Turks eye Spanish passport offer as elections approach


As Turks go to the polls for the general election on June 7, some of the country's Jews are applying for Spanish citizenship. They are motivated both by visa-free travel in Europe and the chance to escape what some see as rising antisemitism under Recep Tayyip Erdoğan's premiership.

Spain expelled some 300,000 Jews during the Inquisition in 1492. The country's Sephardic Ancestry Bill, which was due to pass through the Senate in Madrid last week, invites their descendants - as many as 3.5 million Sephardic Jews around the world - to return.

Thousands of Jews in Turkey can trace their ancestry back to Spain and some have already applied for Spanish citizenship. Among them is Yoel Benezra, 31, who works for an export company in Istanbul. He said many members of his family and Jewish friends had applied for a Spanish passport too.

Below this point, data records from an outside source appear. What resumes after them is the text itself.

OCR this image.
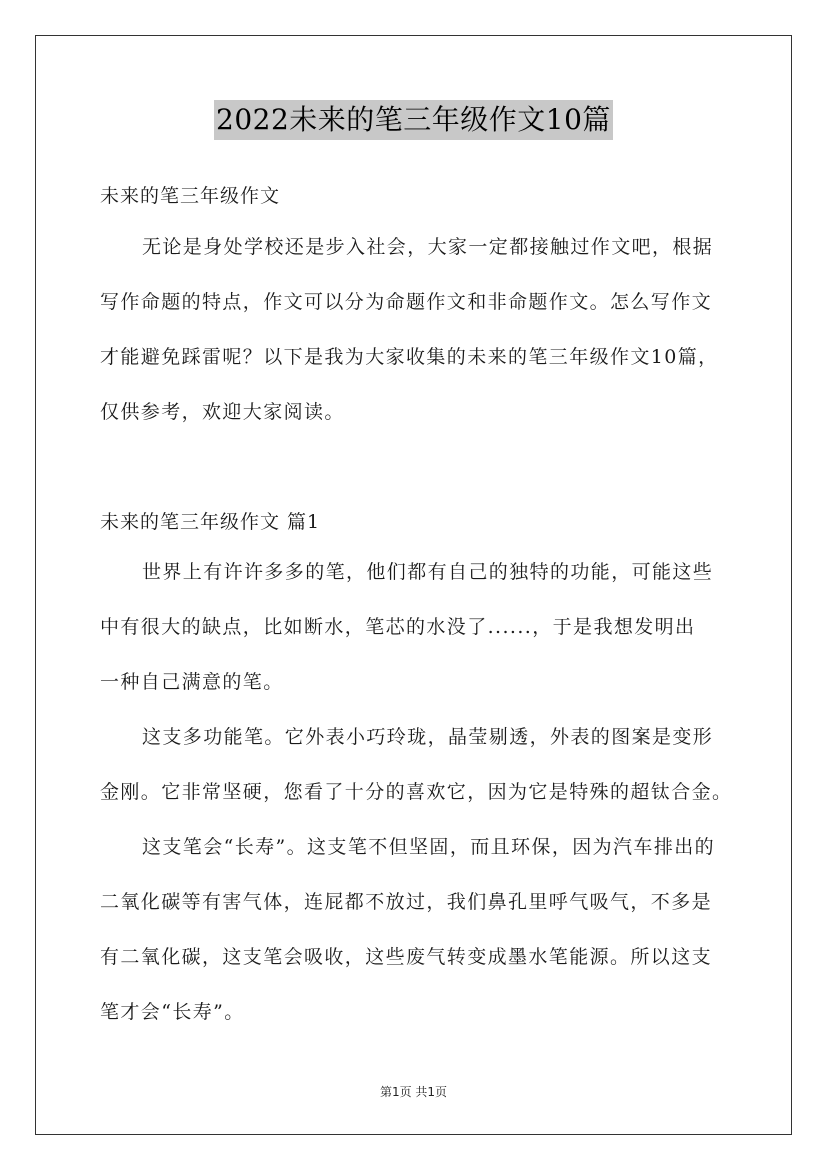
2022未来的笔三年级作文10篇
未来的笔三年级作文
无论是身处学校还是步入社会，大家一定都接触过作文吧，根据
写作命题的特点，作文可以分为命题作文和非命题作文。怎么写作文
才能避免踩雷呢？以下是我为大家收集的未来的笔三年级作文10篇，
仅供参考，欢迎大家阅读。
未来的笔三年级作文 篇1
世界上有许许多多的笔，他们都有自己的独特的功能，可能这些
中有很大的缺点，比如断水，笔芯的水没了......，于是我想发明出
一种自己满意的笔。
这支多功能笔。它外表小巧玲珑，晶莹剔透，外表的图案是变形
金刚。它非常坚硬，您看了十分的喜欢它，因为它是特殊的超钛合金。
这支笔会“长寿”。这支笔不但坚固，而且环保，因为汽车排出的
二氧化碳等有害气体，连屁都不放过，我们鼻孔里呼气吸气，不多是
有二氧化碳，这支笔会吸收，这些废气转变成墨水笔能源。所以这支
笔才会“长寿”。
第1页 共1页
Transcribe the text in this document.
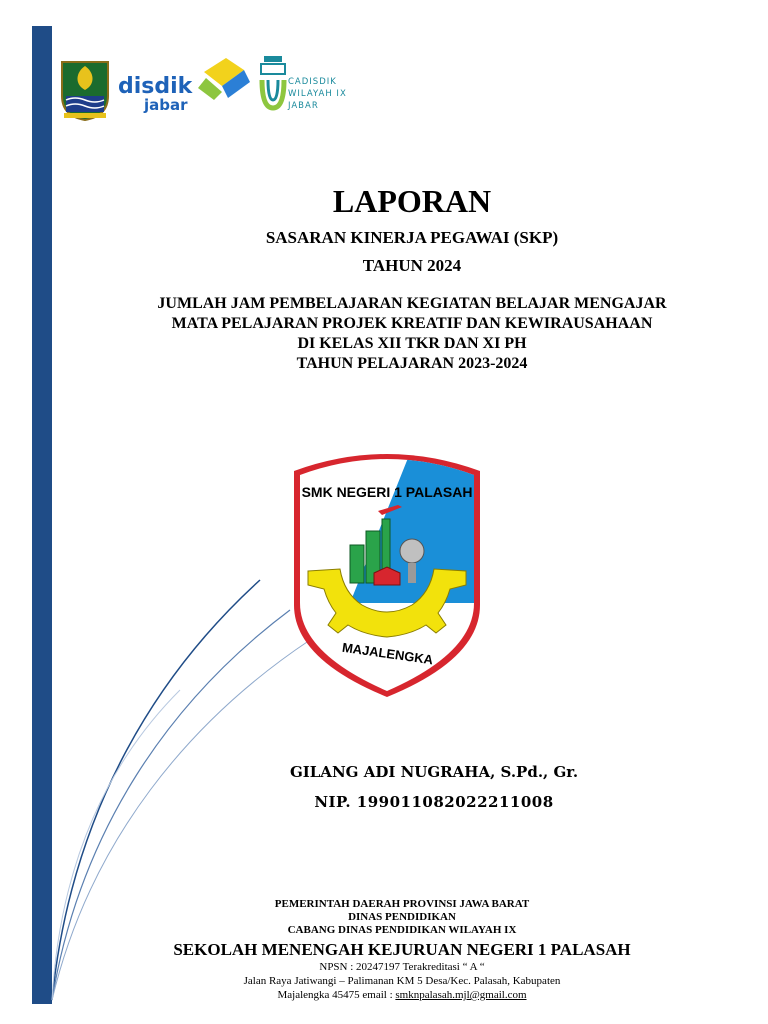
disdik
jabar
CADISDIK
WILAYAH IX
JABAR
LAPORAN
SASARAN KINERJA PEGAWAI (SKP)
TAHUN 2024
JUMLAH JAM PEMBELAJARAN KEGIATAN BELAJAR MENGAJAR
MATA PELAJARAN PROJEK KREATIF DAN KEWIRAUSAHAAN
DI KELAS XII TKR DAN XI PH
TAHUN PELAJARAN 2023-2024
SMK NEGERI 1 PALASAH
MAJALENGKA
GILANG ADI NUGRAHA, S.Pd., Gr.
NIP. 199011082022211008
PEMERINTAH DAERAH PROVINSI JAWA BARAT
DINAS PENDIDIKAN
CABANG DINAS PENDIDIKAN WILAYAH IX
SEKOLAH MENENGAH KEJURUAN NEGERI 1 PALASAH
NPSN : 20247197 Terakreditasi “ A “
Jalan Raya Jatiwangi – Palimanan KM 5 Desa/Kec. Palasah, Kabupaten
Majalengka 45475 email : smknpalasah.mjl@gmail.com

"I would rather live in Spain," said Mr Benezra. "It's a more modern country where people have rights. It's getting more and more uncomfortable living as a Jew here in Turkey. A friend of mine had a daughter two years ago and he is now moving to Canada because he doesn't believe his daughter has a future here." Mr Benezra said he and most of his friends had experienced antisemitism. "Turkish Jews are made to feel like they don't belong, like we're not Turkish. As a friend wrote on Facebook recently, Turkey will never love us as much as we love it."

Milen Nae, a 31-year-old artist, said she was applying for Spanish citizenship "for the freedom of travel that it brings. I might settle somewhere else in the future, but not because of growing antisemitism in Turkey, a country that I love, but because of the growing anti-humanism that the government here is creating".

However, not everyone agreed that Turkey was unsafe for Jews. An official from the Izmir Jewish community said he had no plans to apply for Spanish citizenship and did not intend to leave Izmir, which he called a "tolerant city".

He said he knew of other Jews who had applied for and been granted Spanish citizenship, although none of them had left yet. He said he suspected visa-free travel in Europe was the main motivation, insisting that "as in all over the world, in Turkey anti-Israeli sentiments tend to turn into anti-Jewish sentiments, but apart from that everything is okay here".